Stella has high-functioning autism. She is super smart, from a wealthy family and makes a lot of money, but she doesn’t like people touching her and her mom would like her to get married and have babies. She realizes that she has to get over her aversion to being touched, so she hires a male escort.

Stella hires Michael Phan. Michael is an escort, he’s half Vietnamese and half Swedish, he works out a lot and has a dragon tattoo wrapped around his body. He’s hot and he knows what he is doing in the bedroom. He is also very kind and patient with Stella and he takes time to figure her out and really help her.

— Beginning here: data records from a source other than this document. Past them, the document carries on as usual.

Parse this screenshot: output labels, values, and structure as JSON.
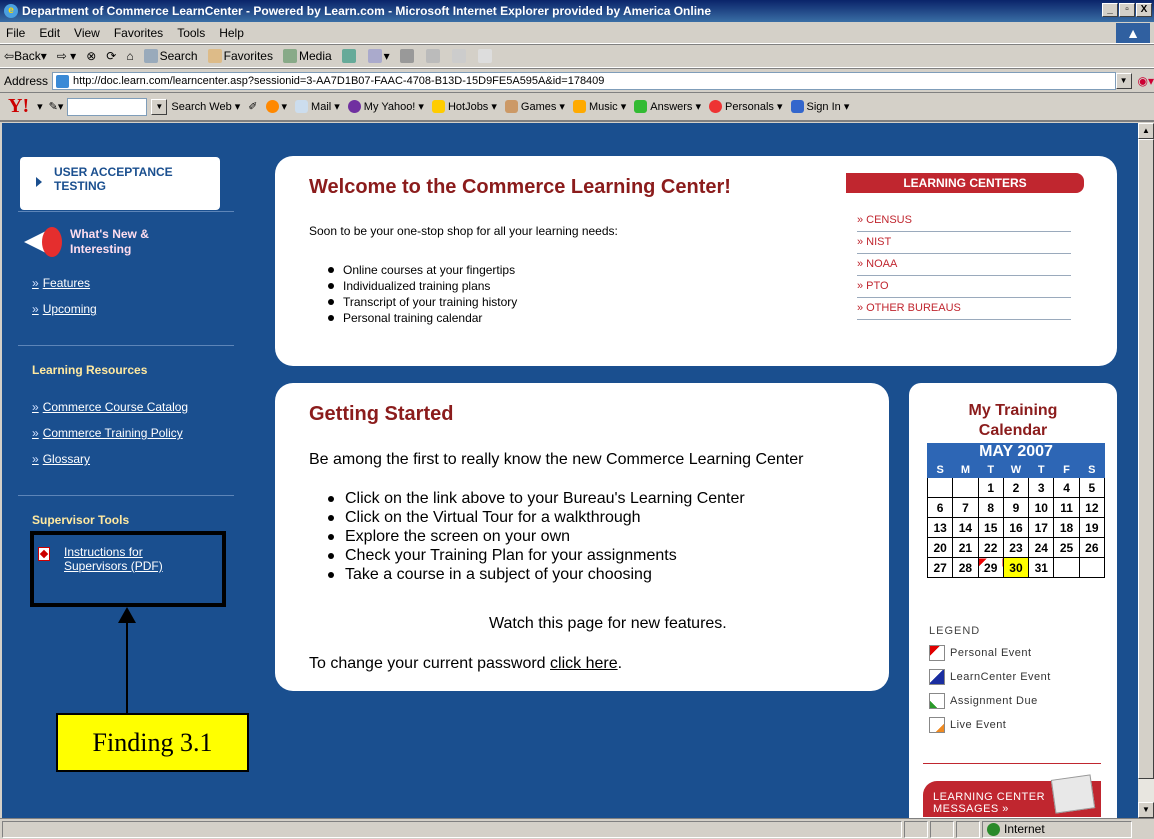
{
  "window": {
    "title": "Department of Commerce LearnCenter - Powered by Learn.com - Microsoft Internet Explorer provided by America Online",
    "min": "_",
    "max": "▫",
    "close": "X"
  },
  "menu": [
    "File",
    "Edit",
    "View",
    "Favorites",
    "Tools",
    "Help"
  ],
  "toolbar": {
    "back": "Back",
    "search": "Search",
    "favorites": "Favorites",
    "media": "Media"
  },
  "address": {
    "label": "Address",
    "url": "http://doc.learn.com/learncenter.asp?sessionid=3-AA7D1B07-FAAC-4708-B13D-15D9FE5A595A&id=178409"
  },
  "yahoo_bar": {
    "logo": "Y!",
    "search_web": "Search Web",
    "items": [
      "Mail",
      "My Yahoo!",
      "HotJobs",
      "Games",
      "Music",
      "Answers",
      "Personals",
      "Sign In"
    ]
  },
  "left_nav": {
    "uat": "USER ACCEPTANCE TESTING",
    "whats_new": "What's New & Interesting",
    "whats_new_links": [
      "Features",
      "Upcoming"
    ],
    "learning_resources_heading": "Learning Resources",
    "learning_resources_links": [
      "Commerce Course Catalog",
      "Commerce Training Policy",
      "Glossary"
    ],
    "supervisor_heading": "Supervisor Tools",
    "supervisor_link": "Instructions for Supervisors (PDF)",
    "raquo": "»"
  },
  "annotation": {
    "label": "Finding 3.1"
  },
  "welcome": {
    "title": "Welcome to the Commerce Learning Center!",
    "subtitle": "Soon to be your one-stop shop for all your learning needs:",
    "bullets": [
      "Online courses at your fingertips",
      "Individualized training plans",
      "Transcript of your training history",
      "Personal training calendar"
    ]
  },
  "learning_centers": {
    "heading": "LEARNING CENTERS",
    "items": [
      "CENSUS",
      "NIST",
      "NOAA",
      "PTO",
      "OTHER BUREAUS"
    ]
  },
  "getting_started": {
    "title": "Getting Started",
    "intro": "Be among the first to really know the new Commerce Learning Center",
    "bullets": [
      "Click on the link above to your Bureau's Learning Center",
      "Click on the Virtual Tour for a walkthrough",
      "Explore the screen on your own",
      "Check your Training Plan for your assignments",
      "Take a course in a subject of your choosing"
    ],
    "watch": "Watch this page for new features.",
    "password_text": "To change your current password ",
    "password_link": "click here",
    "password_end": "."
  },
  "calendar": {
    "title": "My Training Calendar",
    "month": "MAY 2007",
    "days": [
      "S",
      "M",
      "T",
      "W",
      "T",
      "F",
      "S"
    ],
    "weeks": [
      [
        "",
        "",
        "1",
        "2",
        "3",
        "4",
        "5"
      ],
      [
        "6",
        "7",
        "8",
        "9",
        "10",
        "11",
        "12"
      ],
      [
        "13",
        "14",
        "15",
        "16",
        "17",
        "18",
        "19"
      ],
      [
        "20",
        "21",
        "22",
        "23",
        "24",
        "25",
        "26"
      ],
      [
        "27",
        "28",
        "29",
        "30",
        "31",
        "",
        ""
      ]
    ],
    "today": "30",
    "personal_event_day": "29",
    "legend_heading": "LEGEND",
    "legend": [
      {
        "label": "Personal Event",
        "color": "#e00000"
      },
      {
        "label": "LearnCenter Event",
        "color": "#1a2ea0"
      },
      {
        "label": "Assignment Due",
        "color": "#2a9a2a"
      },
      {
        "label": "Live Event",
        "color": "#f08a20"
      }
    ],
    "messages": "LEARNING CENTER MESSAGES »"
  },
  "status": {
    "zone": "Internet"
  },
  "colors": {
    "page_bg": "#1a4f8f",
    "accent_red": "#c0262f",
    "title_red": "#8b1c1c",
    "cal_blue": "#2d66b5"
  }
}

Michael’s dad abandoned their large Vietnamese family and Michael has a lot of issues because of it and a lot to work through. But he is such a great hero!

Here is why I LOVED this book:

Excellent, well developed characters

A great story

I learned A LOT about high-functioning autism. I have several friends that have autistic children and I have heard that when you know one autistic person, you know one autistic person; everyone is different, there is no way of saying that all autistic people are the same or have similar traits and characteristics. I loved learning about Stella and at times, I saw myself in her. I think we are all on the spectrum, some just more on the autism side than others.

Also, I LOVED The Author’s Note. I loved learning the story behind the book and why Helen Hoang wrote it. I loved learning more about Helen Hoang and how she she made herself vulnerable and got personal with her readers.

I can’t wait for The Bride Test, Helen Hoang’s new book out in May 2019!